Childhood was wild. Central America, barefoot, living in a van with my mentally unwell, radical feminist mother. She was traumatised. I was free on the outside, inside I was developing a nervous system that never felt safe.


If I’d done things “by the books” this whole time, I’d probably be dead. I learnt how to stay alive.


I’m a survivor. I’ve survived things people haven’t even seen in movies.


At 24, my diagnosis and brain scans confirmed Complex Post-Traumatic Stress Disorder.


Developmental trauma affected the way I perceived the world and moved through it. How I felt my body in space, my boundaries, my sense of self. How others then received me and perceived me.


I lived without a mother from 17. Before that, I was parentified and treated as a scapegoat. The few male figures disappeared. No male protection.


The only brief maternal presence was my godmother, Joy - my middle namesake - cut away early. It’s her name I carry in Chelsea Joy Wellness, a reminder that love and guidance always come from spirit, and even lost connections can be living symbols of grace.


I’ve triumphed.


I put myself through three university degrees around the world and a host of wellness and holistic health trainings. I’ve moved to a multitude of cities across four countries alone, and built mini-businesses across wellness and luxury. I acknowledge this partly as an escape mechanism - but the fact is, it was all on my own.


I now immerse in further trainings across Europe in psychedelic therapy integration and Holotropic Breathwork to assist others in healing trauma. To deepen the methods I can support others with.


I’ve had an intimate relationship with pain. And have mastered transmuting pain into life.

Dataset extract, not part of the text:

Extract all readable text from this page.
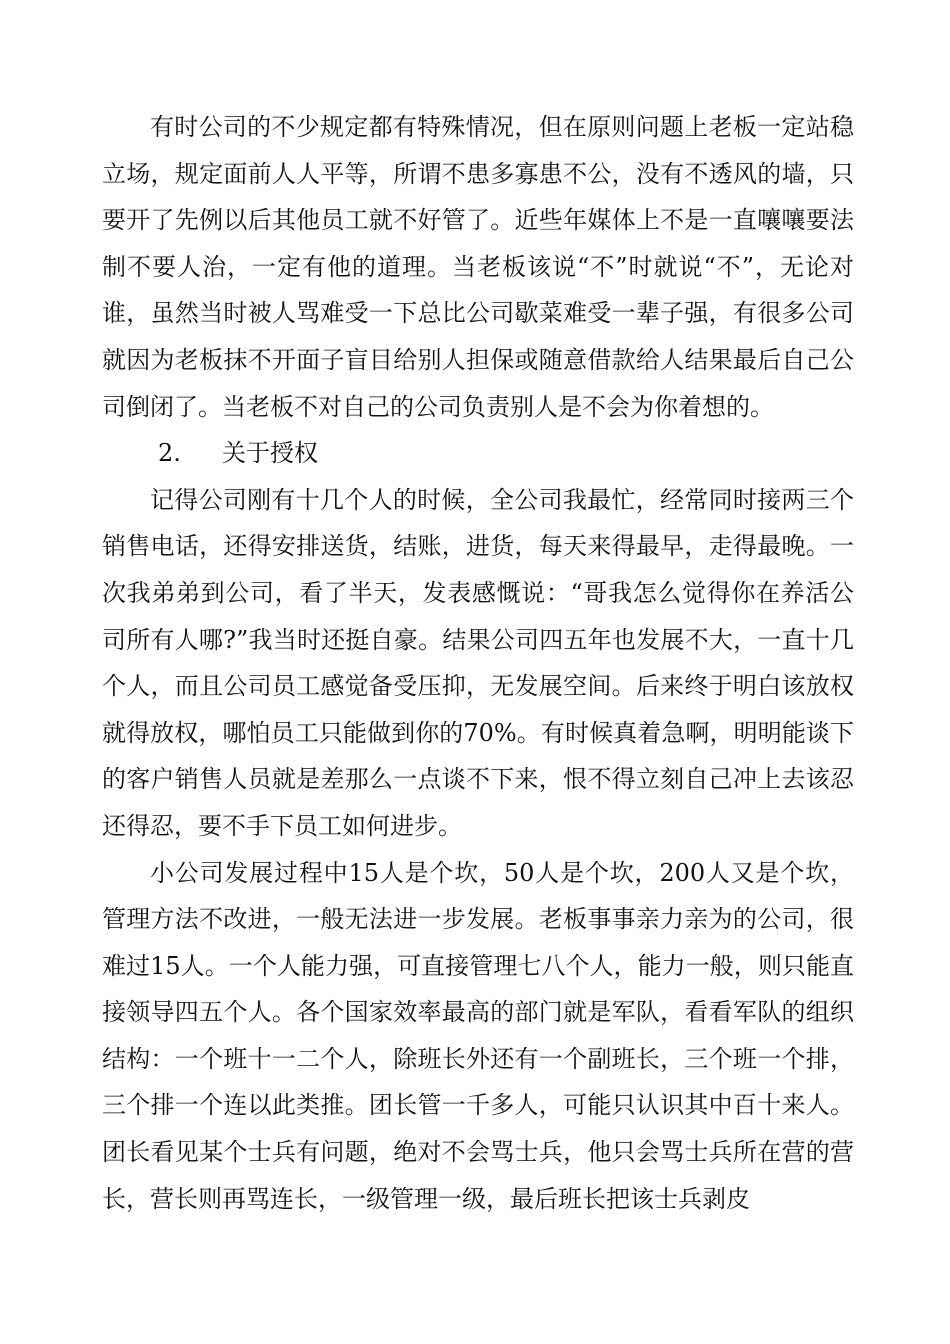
有时公司的不少规定都有特殊情况，但在原则问题上老板一定站稳立场，规定面前人人平等，所谓不患多寡患不公，没有不透风的墙，只要开了先例以后其他员工就不好管了。近些年媒体上不是一直嚷嚷要法制不要人治，一定有他的道理。当老板该说“不”时就说“不”，无论对谁，虽然当时被人骂难受一下总比公司歇菜难受一辈子强，有很多公司就因为老板抹不开面子盲目给别人担保或随意借款给人结果最后自己公司倒闭了。当老板不对自己的公司负责别人是不会为你着想的。

2. 关于授权

记得公司刚有十几个人的时候，全公司我最忙，经常同时接两三个销售电话，还得安排送货，结账，进货，每天来得最早，走得最晚。一次我弟弟到公司，看了半天，发表感慨说：“哥我怎么觉得你在养活公司所有人哪?”我当时还挺自豪。结果公司四五年也发展不大，一直十几个人，而且公司员工感觉备受压抑，无发展空间。后来终于明白该放权就得放权，哪怕员工只能做到你的70%。有时候真着急啊，明明能谈下的客户销售人员就是差那么一点谈不下来，恨不得立刻自己冲上去该忍还得忍，要不手下员工如何进步。

小公司发展过程中15人是个坎，50人是个坎，200人又是个坎，管理方法不改进，一般无法进一步发展。老板事事亲力亲为的公司，很难过15人。一个人能力强，可直接管理七八个人，能力一般，则只能直接领导四五个人。各个国家效率最高的部门就是军队，看看军队的组织结构：一个班十一二个人，除班长外还有一个副班长，三个班一个排，三个排一个连以此类推。团长管一千多人，可能只认识其中百十来人。团长看见某个士兵有问题，绝对不会骂士兵，他只会骂士兵所在营的营长，营长则再骂连长，一级管理一级，最后班长把该士兵剥皮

To truly support others in their healing, you must have met your own pain head on and conversed with all parts of it. Because as a therapist, you can only guide people as far as you’ve gone yourself.


I’ve swum in the depths of darkness so I know the light. I’ve carried people through that same darkness. And through it all, what I know, what I’ve come to embody, is this:


At the end of it all, there’s nothing but light.